2️⃣ If expressing treatment effects in terms of change from baseline aids interpretation, it can be achieved by using statistical models, such as ANCOVA, to derive predicted follow-up scores on treatment based on a given baseline score.
3️⃣ In situations where randomized controlled trials are not feasible, such as evaluating certain devices, change from baseline endpoints may be the best available option.
🔸 Challenges with Percent Change (PC) from Baseline:
While percent change from baseline may offer easier interpretability, it comes with several important challenges:
1️⃣ PC treats baseline and follow-up scores differently, leading to varying interpretations. For example, positive and negative percent changes may indicate improvement and deterioration, respectively, despite having the same absolute change.

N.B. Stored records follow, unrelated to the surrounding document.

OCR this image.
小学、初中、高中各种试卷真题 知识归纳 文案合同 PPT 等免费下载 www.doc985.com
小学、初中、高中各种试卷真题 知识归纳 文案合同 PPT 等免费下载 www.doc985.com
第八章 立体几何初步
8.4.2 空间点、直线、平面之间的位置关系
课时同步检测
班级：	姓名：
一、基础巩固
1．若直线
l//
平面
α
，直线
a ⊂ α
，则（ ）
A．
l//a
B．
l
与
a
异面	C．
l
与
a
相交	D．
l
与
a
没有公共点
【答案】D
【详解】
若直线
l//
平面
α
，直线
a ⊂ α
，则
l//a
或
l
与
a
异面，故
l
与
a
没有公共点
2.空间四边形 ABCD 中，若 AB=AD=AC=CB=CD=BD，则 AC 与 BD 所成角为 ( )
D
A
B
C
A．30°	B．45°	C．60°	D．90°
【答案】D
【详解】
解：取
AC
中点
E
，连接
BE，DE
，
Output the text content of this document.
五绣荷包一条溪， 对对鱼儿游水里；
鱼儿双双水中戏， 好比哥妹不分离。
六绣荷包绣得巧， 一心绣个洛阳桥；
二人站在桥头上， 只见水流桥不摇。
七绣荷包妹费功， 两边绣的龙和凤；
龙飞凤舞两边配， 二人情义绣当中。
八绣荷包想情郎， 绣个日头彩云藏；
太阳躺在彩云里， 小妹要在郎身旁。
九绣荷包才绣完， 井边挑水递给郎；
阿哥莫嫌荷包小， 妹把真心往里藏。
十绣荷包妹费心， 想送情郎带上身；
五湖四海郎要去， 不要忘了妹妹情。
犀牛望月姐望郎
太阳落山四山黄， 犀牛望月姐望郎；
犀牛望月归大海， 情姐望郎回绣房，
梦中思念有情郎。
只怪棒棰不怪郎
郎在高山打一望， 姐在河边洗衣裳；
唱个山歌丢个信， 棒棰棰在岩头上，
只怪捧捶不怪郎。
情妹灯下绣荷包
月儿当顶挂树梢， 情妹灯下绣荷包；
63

2️⃣ PC from baseline is undefined when the baseline score is zero, requiring imputation techniques for analysis.
3️⃣ PC from baseline scores often exhibit highly non-normal distributions, making them challenging to model statistically.
🔹 Expert recommendations:
If the treatment effect is expected to be multiplicative rather than additive, applying a logarithmic or similar transformation to COA scores before comparing groups may be beneficial.
🔸 FDA and EMA guidelines:
Both the FDA and the European Medicines Agency (EMA) have provided guidelines on adjusting for baseline values in clinical trials. They suggest including baseline values as covariates in the statistical model, which allows for comparing change from baseline or raw outcome variables. This adjustment improves precision and provides flexibility in endpoint choice.
While percent change from baseline may be used as the primary efficacy endpoint in certain clinical trials, it is crucial to consider the limitations associated with this approach.